11.9.08

Nerede o eski tutsaklar? (Parlakgenç yönetmenler için senaryo denemesi)

Küreğe mahkûm edilerek yaşamına İstanbul'da tutsak olarak devam eden bir Avrupalı düşünelim. Kışın tersanede yaşaması gerektiğinden, sağdan soldan aldığı sadaka dışında kendine ek gelir sağlamak için koyun yünü kırparak ördüğü çorapları muhafızların himayesinde şehir içinde satışa çıkıyor. Gezdiği evlerde özellikle Avrupalı elçi ve seçkinlerin oturmasına dikkat ediyor, çünkü yüksek tutardaki fidyesini ödeyebilecek birileriyle tanışması muhtemel.

Oryantalist bir filmde İtalyanca, Almanca veya Latince edilen birkaç söz sonrasında ve biraz da kaş-göz işaretinin ardından, işbirlikçi ev sahibi ve iri yarı adamları, oldukça korkutucu görünen yeniçeriyi pataküte vuruşarak yere sererler. Başkentinde bulundukları devletin egemenliğini tanımak gibi bir dertleri zaten olamaz, ortada ulus-devlet diye birşey yok ki (sanırım ulus-devlet de en çok gardiyanları pataklamak isteyen yabancıları caydırma konusunda işe yaramaktadır). Hem karşılarındaki de kötü ve pis bir Doğulu değil mi, elbette biraz dayak yemesi gerekiyor. "Bizim tebaamızı esaret altına alma hakkını kendinde nasıl görürmüş, gel düş önümüze, yeni tutsak sensin! Hah, şöyle!".

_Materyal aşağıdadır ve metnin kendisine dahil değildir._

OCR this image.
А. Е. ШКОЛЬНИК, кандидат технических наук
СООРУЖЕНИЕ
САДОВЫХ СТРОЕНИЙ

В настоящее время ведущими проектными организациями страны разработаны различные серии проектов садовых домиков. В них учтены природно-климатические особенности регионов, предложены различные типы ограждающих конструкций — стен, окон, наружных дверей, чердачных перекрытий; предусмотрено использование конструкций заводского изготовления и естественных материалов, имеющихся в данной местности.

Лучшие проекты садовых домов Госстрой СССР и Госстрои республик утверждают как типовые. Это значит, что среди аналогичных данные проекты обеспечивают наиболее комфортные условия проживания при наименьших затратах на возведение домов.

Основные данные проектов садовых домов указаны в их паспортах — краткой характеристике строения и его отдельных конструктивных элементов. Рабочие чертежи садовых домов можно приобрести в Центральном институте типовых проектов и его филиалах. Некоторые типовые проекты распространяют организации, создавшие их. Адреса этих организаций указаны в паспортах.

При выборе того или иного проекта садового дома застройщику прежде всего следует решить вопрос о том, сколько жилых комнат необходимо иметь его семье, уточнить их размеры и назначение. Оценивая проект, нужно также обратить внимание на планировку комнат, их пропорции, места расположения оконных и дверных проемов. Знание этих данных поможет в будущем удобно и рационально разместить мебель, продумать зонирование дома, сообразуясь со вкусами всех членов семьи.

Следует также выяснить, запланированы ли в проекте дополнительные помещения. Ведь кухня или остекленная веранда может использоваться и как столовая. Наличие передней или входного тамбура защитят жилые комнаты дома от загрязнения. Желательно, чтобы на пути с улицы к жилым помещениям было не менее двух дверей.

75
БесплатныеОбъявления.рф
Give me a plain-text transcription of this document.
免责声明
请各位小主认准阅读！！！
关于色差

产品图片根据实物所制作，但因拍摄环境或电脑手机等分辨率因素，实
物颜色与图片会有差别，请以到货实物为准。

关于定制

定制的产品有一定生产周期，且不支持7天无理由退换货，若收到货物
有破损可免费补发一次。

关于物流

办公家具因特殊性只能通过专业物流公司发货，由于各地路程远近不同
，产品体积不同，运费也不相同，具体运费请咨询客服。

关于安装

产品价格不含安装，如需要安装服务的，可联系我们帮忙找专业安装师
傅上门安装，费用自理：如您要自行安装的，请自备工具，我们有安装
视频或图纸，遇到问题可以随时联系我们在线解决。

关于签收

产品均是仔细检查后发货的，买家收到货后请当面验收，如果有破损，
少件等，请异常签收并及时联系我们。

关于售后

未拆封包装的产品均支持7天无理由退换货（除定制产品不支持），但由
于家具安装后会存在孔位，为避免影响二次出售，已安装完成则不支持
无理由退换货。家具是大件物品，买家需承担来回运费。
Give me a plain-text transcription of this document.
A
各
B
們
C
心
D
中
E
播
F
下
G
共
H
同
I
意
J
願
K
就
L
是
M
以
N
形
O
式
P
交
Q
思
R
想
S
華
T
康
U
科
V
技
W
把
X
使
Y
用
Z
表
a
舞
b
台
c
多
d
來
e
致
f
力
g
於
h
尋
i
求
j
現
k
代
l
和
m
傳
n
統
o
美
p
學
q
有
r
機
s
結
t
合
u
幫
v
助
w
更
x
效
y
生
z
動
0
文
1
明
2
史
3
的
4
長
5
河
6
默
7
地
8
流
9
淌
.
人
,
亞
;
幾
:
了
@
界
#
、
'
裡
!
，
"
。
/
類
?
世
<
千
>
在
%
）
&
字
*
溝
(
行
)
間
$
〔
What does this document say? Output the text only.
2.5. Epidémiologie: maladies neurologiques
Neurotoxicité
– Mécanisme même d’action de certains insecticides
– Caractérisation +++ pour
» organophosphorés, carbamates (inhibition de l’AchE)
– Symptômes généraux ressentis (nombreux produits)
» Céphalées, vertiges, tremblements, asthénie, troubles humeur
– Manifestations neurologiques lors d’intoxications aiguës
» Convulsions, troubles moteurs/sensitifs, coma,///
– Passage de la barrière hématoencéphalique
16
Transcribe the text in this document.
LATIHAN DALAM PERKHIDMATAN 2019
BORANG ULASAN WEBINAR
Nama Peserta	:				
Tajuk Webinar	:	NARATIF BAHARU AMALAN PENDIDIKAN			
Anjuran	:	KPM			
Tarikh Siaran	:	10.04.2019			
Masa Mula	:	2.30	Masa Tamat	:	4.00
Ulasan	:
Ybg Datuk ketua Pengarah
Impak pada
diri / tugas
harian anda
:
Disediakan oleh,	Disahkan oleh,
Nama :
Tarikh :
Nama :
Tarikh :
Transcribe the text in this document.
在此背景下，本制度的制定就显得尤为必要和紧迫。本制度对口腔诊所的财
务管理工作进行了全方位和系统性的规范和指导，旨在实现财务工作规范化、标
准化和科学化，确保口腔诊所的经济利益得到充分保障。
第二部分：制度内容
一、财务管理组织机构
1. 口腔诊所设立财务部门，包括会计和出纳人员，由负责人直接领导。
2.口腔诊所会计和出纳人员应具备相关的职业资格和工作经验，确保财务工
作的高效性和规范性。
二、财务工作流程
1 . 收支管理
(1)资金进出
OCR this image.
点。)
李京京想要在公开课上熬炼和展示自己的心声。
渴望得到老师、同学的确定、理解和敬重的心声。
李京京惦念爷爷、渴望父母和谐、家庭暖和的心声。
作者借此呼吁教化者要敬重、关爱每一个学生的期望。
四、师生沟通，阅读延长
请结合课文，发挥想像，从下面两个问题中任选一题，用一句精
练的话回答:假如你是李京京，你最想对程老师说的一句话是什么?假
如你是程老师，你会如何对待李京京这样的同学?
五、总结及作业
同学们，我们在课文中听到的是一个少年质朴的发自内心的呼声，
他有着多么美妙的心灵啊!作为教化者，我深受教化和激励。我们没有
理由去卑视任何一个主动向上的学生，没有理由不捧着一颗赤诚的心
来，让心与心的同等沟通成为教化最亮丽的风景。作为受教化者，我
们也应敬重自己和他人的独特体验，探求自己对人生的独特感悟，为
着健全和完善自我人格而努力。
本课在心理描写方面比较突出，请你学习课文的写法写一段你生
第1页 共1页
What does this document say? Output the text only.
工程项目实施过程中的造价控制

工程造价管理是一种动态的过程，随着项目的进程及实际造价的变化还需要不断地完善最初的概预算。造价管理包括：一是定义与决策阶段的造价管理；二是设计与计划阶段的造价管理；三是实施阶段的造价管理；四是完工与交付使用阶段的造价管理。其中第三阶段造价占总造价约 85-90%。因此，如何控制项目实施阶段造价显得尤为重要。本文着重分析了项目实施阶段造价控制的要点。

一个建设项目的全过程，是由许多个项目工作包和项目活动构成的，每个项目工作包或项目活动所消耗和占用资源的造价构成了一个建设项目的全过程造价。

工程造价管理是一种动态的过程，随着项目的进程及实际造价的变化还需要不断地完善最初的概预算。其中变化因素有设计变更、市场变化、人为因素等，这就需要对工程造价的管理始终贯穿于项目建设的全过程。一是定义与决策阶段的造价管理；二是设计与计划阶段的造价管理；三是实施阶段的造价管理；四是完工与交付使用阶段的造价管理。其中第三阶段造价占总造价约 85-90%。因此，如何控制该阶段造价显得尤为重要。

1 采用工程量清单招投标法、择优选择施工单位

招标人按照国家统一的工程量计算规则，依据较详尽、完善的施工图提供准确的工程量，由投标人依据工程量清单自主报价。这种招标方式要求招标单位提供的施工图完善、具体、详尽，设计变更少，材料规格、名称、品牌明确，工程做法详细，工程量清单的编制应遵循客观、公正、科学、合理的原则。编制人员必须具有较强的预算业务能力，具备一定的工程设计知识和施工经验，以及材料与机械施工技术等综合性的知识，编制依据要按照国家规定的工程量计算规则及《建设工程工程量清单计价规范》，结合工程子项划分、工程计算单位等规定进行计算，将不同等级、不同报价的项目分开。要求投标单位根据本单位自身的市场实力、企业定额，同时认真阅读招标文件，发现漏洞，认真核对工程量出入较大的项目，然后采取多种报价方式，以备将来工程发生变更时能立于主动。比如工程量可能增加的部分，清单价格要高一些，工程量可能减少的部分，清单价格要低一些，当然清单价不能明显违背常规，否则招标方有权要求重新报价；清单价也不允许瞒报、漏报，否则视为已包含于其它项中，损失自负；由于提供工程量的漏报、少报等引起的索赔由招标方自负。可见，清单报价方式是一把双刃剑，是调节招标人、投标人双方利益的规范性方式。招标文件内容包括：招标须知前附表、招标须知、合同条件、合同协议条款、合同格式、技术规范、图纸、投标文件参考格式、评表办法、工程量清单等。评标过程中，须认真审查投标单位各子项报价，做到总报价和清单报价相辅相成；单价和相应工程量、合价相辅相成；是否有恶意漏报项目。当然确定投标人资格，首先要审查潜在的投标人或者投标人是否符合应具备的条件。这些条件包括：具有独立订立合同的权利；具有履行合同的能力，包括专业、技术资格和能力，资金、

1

Neyse, yazıyı hâlâ okuyan birileri varsa, aralarında strese girip, sıkıntıdan sinirlenmeye başlayanlar olabilir. Bu noktada yine klişe, ama bu sefer bir Türk filmi senaryosunun devreye girebileceğini müjdelemekte, hattâ muştulamakta fayda var. Henüz tutsak edilen Türk yiğidi, tepesi atınca zincirlerini kırar ve kalan pranga parçalarıyla etrafında ne görürse bir güzel benzetir, boğazlar, varsa da güzel kızı alarak kaçar. Kendi kültürel ve dini konumu açısından bir kâfir tarafından kaçırılan kız -meselâ bir prenses- ise yeni duruma çok çabuk adapte olarak, önceleri "beni kurtaracak Malta şövalyelerinin seni ne tür işkencelerden geçireceklerini hayal bile edemezsin" derken, bir anda gösterdiği tutum değişikliği ve davranış bozukluğuyla fidyecisine âşık olur (bu Stockholm sendromunda da ne varsa!), haçlı kahramanları gelince de onları kışkışlamakta bir an bile tereddüt etmez.

En baştaki soyut ve azbuçuk da teorik tutsağımıza geri dönmek gerekirse. Yeteri kadar şansı varsa, bir şekilde yakınlık kurduğu nüfuz, yetki ve para sahibi bir seçkine fidyesini ödeterek hizmetine girecektir. Tutsağımız eğitimli ve üst tabakalara mensup biriyse, bu muhtaç olduğu tarafta uyandıracağı empati açısından önemlidir. Mutlu sonla biten hikâyesi muhakkak yazılı bir iz bırakacaktır. Şayet eğitimsizse, hem ülkesinin elçilerini veya seçkin dindaşlarını yanına çekmekte zorlanacak (hele de herhangi bir cürüm işlemişse), hem de kurtulduğu takdirde bizi bundan haberdar edebilecek bir kalıntı bırakamayacaktır. Kendi imkânlarıyla kaçanlarınsa, Akdeniz'de boğulmakta ya da korsan eline düşmekte hiç güçlük çekmeyeceklerini rahatlıkla söyleyebiliriz.

Tavsiye edilen okuma:
Osmanlıda Bir Köle, Brettenli Michael Heberer'in Anıları (1585-1588), çev. Türkis Noyan (Suraiya Faroqhi'nin önsözüyle), İstanbul, Kitap Yayınevi, "Sahaf'tan Seçmeler Dizisi", 2003, 336 shf.